We traced the key human trafficking routes used by one of the kingpins and followed the same path through which his network has smuggled thousands of migrants.

We saw the vast expanse of the Sahara desert crossed by hundreds and witnessed the instability across Libya which has created the perfect anarchic conditions for smugglers to flourish.

From the searing hot desert that makes up Kufra in Libya’s south, we followed the smugglers’ trail. We saw the battles still raging in Benghazi and the east as the soldiers there fight Islamic extremists.

And we witnessed the rage and desperation of migrant detainees who had been locked up, some for several months, inside detention centres in Tripoli in the west. We heard the exasperation of the police chief in Zuwara who admitted he knows who the smugglers are but is powerless to stop them.

We were given access to the world’s most comprehensive investigation into people-smuggling – a 700-page document compiled by the force which took on the Italian mafia.

The Italian investigators employed the same techniques used to crack down on the Sicilian godfathers and amassed a mountain of evidence against some of the key human traffickers operating inside Libya.

They managed to identify one of the masterminds as an Ethiopian called Ermias Ghermay and intercepted phone calls between him and his lieutenants.

One recorded phone call directly links Ermias to the sinking of a migrant boat off the coast of the Italian island of Lampedusa in October 2013 – 366 people were killed.

In underwater footage taken by police divers, and made available to Sky News, the bodies can be seen strewn across the wreck. One migrant has his head trapped through the boat’s railings; a couple are seen lying side by side on the deck and appear to be holding hands; other migrant bodies were alongside the boat on the seabed.

The police recordings depict a ruthless operator whose primary concern is for his human cargo business and the money it makes him.

He can be heard talking to one of his cohorts called John who is based in the Sudanese capital Khartoum.
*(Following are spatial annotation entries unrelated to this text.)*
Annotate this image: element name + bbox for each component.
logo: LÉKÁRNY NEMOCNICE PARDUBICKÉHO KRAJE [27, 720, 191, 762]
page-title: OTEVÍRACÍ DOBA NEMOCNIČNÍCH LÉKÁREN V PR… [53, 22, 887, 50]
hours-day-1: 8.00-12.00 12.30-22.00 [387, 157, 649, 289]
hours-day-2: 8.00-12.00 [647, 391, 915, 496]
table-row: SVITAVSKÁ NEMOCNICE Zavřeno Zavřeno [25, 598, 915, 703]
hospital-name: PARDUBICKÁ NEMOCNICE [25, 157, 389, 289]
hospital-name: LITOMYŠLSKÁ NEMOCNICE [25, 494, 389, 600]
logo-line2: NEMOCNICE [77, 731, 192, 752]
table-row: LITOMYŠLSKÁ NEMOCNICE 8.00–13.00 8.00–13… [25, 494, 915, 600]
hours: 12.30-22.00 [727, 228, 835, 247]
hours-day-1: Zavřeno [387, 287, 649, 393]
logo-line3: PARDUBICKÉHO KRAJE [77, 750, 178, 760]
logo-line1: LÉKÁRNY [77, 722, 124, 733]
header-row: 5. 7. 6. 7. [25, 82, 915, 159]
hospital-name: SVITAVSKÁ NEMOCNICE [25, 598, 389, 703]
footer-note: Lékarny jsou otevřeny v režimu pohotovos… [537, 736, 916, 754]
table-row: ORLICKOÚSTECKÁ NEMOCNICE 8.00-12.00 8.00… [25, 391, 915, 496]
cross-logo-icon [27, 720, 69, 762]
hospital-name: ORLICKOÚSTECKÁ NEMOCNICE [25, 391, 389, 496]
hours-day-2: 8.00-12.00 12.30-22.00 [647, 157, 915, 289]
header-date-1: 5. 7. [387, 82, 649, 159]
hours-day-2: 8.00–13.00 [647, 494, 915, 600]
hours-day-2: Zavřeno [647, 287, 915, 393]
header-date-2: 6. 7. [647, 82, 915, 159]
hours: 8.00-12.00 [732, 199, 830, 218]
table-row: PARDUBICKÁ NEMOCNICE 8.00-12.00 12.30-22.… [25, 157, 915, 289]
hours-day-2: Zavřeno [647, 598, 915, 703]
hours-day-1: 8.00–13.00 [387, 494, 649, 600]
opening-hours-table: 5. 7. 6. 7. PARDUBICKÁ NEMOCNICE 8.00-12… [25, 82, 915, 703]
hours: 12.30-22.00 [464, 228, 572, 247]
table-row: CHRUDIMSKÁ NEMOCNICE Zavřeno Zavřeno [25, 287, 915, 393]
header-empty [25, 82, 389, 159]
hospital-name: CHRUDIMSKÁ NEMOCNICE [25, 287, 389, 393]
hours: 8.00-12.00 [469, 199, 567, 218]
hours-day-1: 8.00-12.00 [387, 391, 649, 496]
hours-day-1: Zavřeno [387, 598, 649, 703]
The two discuss the Lampedusa deaths as casually as if they are discussing a minor kink in their multi-national trade in humans.

Ermias can be heard blaming the migrants for insisting on crossing the Mediterranean at a time against his judgement – and they are both worried about the impact the sinking is going to have on their reputations and therefore the business.

Ermias is the go-to man for people-smuggling. “Everyone knows his name and his number,” says Gerry Ferrara, the Italian state prosecutor who headed the 18-month-long investigation. But right now, Mr Ferrara admits, the people smuggler he accuses of some of the worst human rights atrocities, is acting with impunity in Libya, beyond the reach of international law.

Mr Ferrara admits he has no idea who his opposite number is in Libya or where in the nation to send his enormous file of evidence which could lead to the arrest of one of the kingpins of people smuggling.

“There is no co-operation in Libya at the moment,” he tells us. On the smuggling routes we followed through Libya, we witnessed a fractured country with little law and order and where corruption is rife. Witnesses, migrants, survivors, police and border guards all spoke of endemic corruption where it is the smugglers who have the money, the power and the weapons.

Police recordings back this up – with one of Ermias’ lieutenants bragging about bribing jail guards to free migrants who are held in the prisons so they can pay yet more money for the next leg of their trafficked route.

And the cash handed over is extraordinary. Each leg – from Sudan into the south of Libya; from Zuwara on the Mediterranean coastline to Lampedusa; and then on into northern Europe – all demand huge amounts of money … anything from $1,500 (£960) per leg to $3,000 (£1,920).

And right now, the Western politicians’ promises of cracking down on the smuggling gangs and their networks seem fanciful – and certainly unachievable while Libya is such a basket case.